Honor starts with the respectful ways we treat others in our home--the way we speak to our children with respect, the way we give our attention to and interact with our husbands, the way we treat strangers or others who come across our paths.

When we learn to give value to others by serving them, we will be much more likely honor God--and honoring God is the first commandment. Loving God and honoring Him with our whole hearts is the starting place for appropriate worship, which says He is worthy of our praise and service our whole life long. Honor is a heart attitude.

Most of our churches are places where there is casual dress, talking and chattering, informal behavior, so much so that the behavior and jokes told and manners of most people could not be differentiated from the behavior they would display at a restaurant or in any other casual place.

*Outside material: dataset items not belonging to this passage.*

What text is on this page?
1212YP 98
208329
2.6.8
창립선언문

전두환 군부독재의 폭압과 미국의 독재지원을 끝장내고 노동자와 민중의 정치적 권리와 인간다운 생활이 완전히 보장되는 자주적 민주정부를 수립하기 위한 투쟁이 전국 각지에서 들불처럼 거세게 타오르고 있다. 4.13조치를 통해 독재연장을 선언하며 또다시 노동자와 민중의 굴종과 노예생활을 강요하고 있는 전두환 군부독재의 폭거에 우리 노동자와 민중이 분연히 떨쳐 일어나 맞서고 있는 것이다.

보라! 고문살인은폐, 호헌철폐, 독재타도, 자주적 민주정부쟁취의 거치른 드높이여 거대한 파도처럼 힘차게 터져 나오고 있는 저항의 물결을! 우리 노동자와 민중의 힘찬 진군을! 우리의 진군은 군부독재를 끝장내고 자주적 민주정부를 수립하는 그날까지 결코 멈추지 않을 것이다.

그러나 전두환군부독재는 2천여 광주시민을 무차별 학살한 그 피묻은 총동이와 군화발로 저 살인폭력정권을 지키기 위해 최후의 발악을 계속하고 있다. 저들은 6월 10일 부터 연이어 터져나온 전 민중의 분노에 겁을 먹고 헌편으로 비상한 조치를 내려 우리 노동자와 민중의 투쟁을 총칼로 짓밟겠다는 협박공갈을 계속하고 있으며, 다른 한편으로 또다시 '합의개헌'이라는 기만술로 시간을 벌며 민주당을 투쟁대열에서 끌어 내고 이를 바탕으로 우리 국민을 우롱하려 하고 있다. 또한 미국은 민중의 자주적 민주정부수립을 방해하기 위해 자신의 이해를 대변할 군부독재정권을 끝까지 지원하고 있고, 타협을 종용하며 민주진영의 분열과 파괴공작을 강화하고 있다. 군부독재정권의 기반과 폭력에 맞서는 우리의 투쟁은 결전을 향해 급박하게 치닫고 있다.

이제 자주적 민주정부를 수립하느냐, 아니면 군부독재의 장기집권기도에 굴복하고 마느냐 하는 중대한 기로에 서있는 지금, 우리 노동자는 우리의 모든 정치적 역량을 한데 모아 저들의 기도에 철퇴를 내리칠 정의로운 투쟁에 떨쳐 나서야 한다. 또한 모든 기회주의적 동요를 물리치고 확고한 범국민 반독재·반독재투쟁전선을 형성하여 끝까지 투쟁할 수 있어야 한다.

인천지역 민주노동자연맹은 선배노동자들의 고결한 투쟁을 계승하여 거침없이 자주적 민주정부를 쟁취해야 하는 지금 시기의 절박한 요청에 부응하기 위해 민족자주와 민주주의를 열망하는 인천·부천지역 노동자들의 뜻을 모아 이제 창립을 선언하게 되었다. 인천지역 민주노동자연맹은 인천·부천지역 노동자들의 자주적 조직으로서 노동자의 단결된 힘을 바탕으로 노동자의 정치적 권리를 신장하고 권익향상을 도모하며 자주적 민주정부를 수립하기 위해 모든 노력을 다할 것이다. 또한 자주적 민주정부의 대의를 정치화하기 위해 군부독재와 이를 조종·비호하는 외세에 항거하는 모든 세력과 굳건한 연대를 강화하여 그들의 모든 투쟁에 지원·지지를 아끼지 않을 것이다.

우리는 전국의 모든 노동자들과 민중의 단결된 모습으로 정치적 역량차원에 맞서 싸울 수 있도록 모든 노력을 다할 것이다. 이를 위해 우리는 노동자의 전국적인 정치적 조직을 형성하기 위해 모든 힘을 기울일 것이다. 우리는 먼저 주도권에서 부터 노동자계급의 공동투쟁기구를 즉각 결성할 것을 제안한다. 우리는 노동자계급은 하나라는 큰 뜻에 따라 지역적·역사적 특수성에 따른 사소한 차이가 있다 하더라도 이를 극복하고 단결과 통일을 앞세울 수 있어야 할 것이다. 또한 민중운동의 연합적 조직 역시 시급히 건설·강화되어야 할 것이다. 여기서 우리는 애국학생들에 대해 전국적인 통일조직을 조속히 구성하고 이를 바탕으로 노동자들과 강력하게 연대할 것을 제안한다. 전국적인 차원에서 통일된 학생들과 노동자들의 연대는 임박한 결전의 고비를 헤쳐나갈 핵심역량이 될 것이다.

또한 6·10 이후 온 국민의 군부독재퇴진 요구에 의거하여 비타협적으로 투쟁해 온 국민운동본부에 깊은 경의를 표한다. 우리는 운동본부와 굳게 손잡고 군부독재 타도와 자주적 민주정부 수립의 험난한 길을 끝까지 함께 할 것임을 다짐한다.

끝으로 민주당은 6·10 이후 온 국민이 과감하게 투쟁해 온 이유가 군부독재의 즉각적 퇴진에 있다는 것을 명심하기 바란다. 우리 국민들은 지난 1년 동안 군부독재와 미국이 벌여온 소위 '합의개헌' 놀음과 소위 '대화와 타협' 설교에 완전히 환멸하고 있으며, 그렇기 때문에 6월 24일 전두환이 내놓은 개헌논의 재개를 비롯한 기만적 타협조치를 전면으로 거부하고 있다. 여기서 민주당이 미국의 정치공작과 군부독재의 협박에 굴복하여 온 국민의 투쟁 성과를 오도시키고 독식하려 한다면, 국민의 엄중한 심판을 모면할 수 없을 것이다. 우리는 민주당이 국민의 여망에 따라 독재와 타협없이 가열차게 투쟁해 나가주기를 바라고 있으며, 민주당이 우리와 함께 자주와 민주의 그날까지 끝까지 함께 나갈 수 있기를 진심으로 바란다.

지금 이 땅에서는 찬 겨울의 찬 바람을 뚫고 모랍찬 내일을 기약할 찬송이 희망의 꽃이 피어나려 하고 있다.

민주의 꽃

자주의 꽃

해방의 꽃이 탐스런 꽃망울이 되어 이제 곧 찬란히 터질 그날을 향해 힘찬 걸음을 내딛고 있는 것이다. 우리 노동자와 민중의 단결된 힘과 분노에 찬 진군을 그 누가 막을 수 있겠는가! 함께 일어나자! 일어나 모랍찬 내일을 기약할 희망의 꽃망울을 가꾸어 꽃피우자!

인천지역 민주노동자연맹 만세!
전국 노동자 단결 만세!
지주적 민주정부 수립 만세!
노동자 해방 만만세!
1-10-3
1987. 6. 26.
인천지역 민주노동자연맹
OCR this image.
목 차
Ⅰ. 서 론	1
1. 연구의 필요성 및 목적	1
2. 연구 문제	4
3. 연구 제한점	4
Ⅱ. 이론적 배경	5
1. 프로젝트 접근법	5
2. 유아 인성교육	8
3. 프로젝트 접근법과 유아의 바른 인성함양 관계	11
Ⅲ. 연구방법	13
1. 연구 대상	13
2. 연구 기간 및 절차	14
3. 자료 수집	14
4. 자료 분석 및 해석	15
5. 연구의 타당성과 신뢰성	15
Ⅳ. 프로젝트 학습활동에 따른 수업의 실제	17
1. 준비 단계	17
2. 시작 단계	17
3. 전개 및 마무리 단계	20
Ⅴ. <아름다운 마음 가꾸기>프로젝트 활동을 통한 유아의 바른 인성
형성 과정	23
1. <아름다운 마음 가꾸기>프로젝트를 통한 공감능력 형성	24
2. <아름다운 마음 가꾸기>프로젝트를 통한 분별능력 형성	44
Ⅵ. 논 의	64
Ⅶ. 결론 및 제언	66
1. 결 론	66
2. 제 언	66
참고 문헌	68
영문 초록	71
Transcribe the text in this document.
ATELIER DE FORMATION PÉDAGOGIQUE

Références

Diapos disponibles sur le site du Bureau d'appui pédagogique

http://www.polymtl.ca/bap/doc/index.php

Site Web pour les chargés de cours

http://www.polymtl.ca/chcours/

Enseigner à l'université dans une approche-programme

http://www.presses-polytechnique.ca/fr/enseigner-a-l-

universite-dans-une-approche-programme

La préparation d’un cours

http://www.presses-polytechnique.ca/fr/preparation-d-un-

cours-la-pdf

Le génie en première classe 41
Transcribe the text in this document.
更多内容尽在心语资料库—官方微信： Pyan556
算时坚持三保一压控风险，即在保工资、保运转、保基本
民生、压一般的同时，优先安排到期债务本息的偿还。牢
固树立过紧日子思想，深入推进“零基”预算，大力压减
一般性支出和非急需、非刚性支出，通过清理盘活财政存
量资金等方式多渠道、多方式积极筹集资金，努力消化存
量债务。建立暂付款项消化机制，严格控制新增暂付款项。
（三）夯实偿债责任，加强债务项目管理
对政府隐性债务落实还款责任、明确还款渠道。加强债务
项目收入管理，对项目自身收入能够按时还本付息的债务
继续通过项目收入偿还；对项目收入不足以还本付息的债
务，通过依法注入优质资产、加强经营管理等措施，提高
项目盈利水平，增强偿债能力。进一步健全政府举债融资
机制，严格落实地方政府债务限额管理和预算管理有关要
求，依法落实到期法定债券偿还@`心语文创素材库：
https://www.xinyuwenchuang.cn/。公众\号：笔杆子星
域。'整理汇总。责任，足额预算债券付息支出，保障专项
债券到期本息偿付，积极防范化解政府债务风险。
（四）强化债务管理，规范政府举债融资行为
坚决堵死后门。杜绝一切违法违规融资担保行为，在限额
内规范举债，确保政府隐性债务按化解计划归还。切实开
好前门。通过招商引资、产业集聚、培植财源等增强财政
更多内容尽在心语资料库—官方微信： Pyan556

We make fun of our Presidents and leaders and feel no guilt or twinge of conscience for voicing every sort of opinion on Facebook. We criticize our preachers and leaders. In the name of "freedom," we excuse any kind of behavior and speech, with no sense of propriety or restraint. If there is nothing sacred in our lives, then how do we hope to pass on a sense of awe, Godly fear and respect to our children?

How have you instilled reverence and devotion to God in your children? 

Have you seen things that have intrinsic eternal value degraded in the culture of your world?

Name several ways you can establish a practice of valuing the sacred in your own life.